B. Developer Documentation (docs/dev/)

Focuses on how to build, extend, and maintain the dIKta.me V2 codebase.

  • setup.md: Dev environment setup (VS 2022, .editorconfig, running the WinUI 3 project).
  • architecture/: Expansions of the high-level ARCHITECTURE.md.
    • audio-pipeline.md: The NAudio implementation, input capture, Voice Activity Detection (VAD).
    • ui-mvvm.md: WinUI 3 structure, CommunityToolkit.Mvvm usage, Dependency Injection.
  • api/: Core internal extension points.
    • stt-providers.md: Implementing ISTTProvider and IStreamingSTTProvider (covering existing implementations like Deepgram, GeminiAudio, Whisper).
    • llm-providers.md: Implementing ILLMProvider (Anthropic, Gemini, Ollama, OpenAICompat).
    • pipeline.md: The text transformation pipeline orchestration.
  • testing.md: Running tests (xUnit), writing mocks, UI testing notes.

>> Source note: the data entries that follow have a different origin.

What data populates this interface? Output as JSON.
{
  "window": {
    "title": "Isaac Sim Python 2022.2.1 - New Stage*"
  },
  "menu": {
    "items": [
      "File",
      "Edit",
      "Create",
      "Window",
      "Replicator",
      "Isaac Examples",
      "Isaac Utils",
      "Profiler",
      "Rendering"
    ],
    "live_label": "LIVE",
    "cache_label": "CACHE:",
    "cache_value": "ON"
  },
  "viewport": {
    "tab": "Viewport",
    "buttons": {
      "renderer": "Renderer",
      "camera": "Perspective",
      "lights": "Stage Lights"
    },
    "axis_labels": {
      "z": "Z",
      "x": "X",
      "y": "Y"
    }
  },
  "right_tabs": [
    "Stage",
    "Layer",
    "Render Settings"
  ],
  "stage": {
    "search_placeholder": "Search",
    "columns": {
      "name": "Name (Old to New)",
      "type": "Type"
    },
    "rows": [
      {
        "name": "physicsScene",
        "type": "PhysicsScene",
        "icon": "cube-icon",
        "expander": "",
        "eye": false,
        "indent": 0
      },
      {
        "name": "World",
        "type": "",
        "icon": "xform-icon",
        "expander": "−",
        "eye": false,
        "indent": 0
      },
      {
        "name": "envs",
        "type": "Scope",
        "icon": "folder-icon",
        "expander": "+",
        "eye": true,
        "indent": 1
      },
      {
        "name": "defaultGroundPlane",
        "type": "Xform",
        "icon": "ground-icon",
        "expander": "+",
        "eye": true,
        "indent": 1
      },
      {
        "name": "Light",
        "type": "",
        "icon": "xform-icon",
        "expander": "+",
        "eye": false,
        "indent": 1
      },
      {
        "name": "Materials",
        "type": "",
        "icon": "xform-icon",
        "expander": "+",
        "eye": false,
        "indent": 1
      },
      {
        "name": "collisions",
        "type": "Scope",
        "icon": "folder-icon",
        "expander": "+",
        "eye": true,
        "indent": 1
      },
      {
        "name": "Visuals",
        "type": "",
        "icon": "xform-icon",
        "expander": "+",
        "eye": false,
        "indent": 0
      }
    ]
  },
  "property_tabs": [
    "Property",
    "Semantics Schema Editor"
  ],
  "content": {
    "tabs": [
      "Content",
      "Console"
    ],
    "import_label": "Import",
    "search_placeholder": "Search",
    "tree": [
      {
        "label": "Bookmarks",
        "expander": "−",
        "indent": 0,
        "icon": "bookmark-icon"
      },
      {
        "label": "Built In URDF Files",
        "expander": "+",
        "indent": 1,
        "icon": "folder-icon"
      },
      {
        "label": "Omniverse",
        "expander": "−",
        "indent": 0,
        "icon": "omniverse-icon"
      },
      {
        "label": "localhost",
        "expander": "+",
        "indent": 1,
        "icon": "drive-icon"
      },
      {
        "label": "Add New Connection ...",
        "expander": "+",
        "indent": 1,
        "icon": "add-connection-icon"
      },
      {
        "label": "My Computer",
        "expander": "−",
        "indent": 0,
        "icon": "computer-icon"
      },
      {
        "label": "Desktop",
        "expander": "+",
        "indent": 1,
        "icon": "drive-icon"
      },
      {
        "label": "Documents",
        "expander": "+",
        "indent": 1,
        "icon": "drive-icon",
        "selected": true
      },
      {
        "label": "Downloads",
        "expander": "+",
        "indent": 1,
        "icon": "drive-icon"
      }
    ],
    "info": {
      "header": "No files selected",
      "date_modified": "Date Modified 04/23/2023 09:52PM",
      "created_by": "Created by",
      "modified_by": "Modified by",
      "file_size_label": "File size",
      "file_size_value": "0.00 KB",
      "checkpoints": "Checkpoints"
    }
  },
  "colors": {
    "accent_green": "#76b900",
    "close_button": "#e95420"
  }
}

2. Task Logs & Phased Execution

PhaseTask IDDescriptionStatus
Phase 1: Foundation (Current)DOC-1.1Create docs/ directory structure stubs.⏳ Pending
DOC-1.2Update DOCUMENTATION_PLAN.md with scope and criteria.✅ Done
DOC-1.3Create docs/user/index.md & docs/dev/index.md.⏳ Pending
Phase 2: Core User GuidesDOC-2.1Draft getting-started.md (Detailed beginner guide, Wizard, STT/LLM explanations).⏳ Pending
DOC-2.2Draft features/dictation.md (Control Panel, Hotkeys).✅ Done
DOC-2.3Draft features/refine.md (Pipeline, Styles).✅ Done
DOC-2.4Draft features/quick-chat.md (QuickChatWindow, Chat pipeline).✅ Done
DOC-2.5Draft troubleshooting.md.⏳ Pending
Phase 3: Utility PipelinesDOC-3.1Draft features/ask.md (Voice-driven prompt execution).✅ Done
DOC-3.2Draft features/translate.md (Real-time translation).✅ Done
DOC-3.3Draft features/note.md (Pure STT transcription).✅ Done
DOC-3.4Draft features/oops.md (Ctrl+Alt+V Undo/Fix).✅ Done
Phase 4: Settings Exhaustive GuideDOC-4.1Draft settings fundamentals (general.md, audio.md, control-panel.md, hotkeys.md).✅ Done
DOC-4.2Draft LLM/STT configurations (ai-engine.md, api-keys.md, ollama.md).✅ Done
DOC-4.3Draft Modes config (dictation-modes.md presets, modes.md utility profiles).✅ Done
DOC-4.4Draft Account & Privacy (account.md, privacy.md, Macros.md).✅ Done
Phase 5: Developer FundamentalsDOC-5.1Draft setup.md (VS2022 setup, Windows App SDK).⏳ Pending
DOC-5.2Draft architecture/audio-pipeline.md & architecture/ui-mvvm.md.⏳ Pending
Phase 6: API & ExtensibilityDOC-6.1Draft api/stt-providers.md (ISTTProvider, STTRouter).⏳ Pending
DOC-6.2Draft api/llm-providers.md (ILLMProvider, LLMRouter).⏳ Pending
Phase 7: FinalizationDOC-7.1Produce and embed Mermaid.js diagrams.⏳ Pending
DOC-7.2Capture UI screenshots for User Docs.⏳ Pending

3. Acceptance Criteria

Before any documentation phase is marked complete, the following criteria must be met:

  1. Code Accuracy: Developer documentation must perfectly align with the main branch. e.g., STT docs must list exactly Deepgram, GeminiAudio, and Whisper.
  2. UI Reality: User documentation screenshots and descriptions must match the WinUI 3 components (e.g., WizardWindow, ControlPanelPage, QuickChatWindow, SettingsWindow).
  3. Audience Separation: Developer concepts (DI, MVVM, interfaces) must not leak into the User Documentation. User documentation must remain accessible to non-technical users.
  4. Formatting: All files must be pure Markdown (.md), use active voice, and avoid platform-specific Markdown extensions unless natively supported by GitHub.
  5. Navigation: All pages must be accessible from their respective section indices (user/index.md or dev/index.md).

4. Tools & Standards

  • Format: Markdown (.md).
  • Diagrams: Mermaid.js for flows and architecture.
  • Images: Stored in docs/assets/ (To be captured later).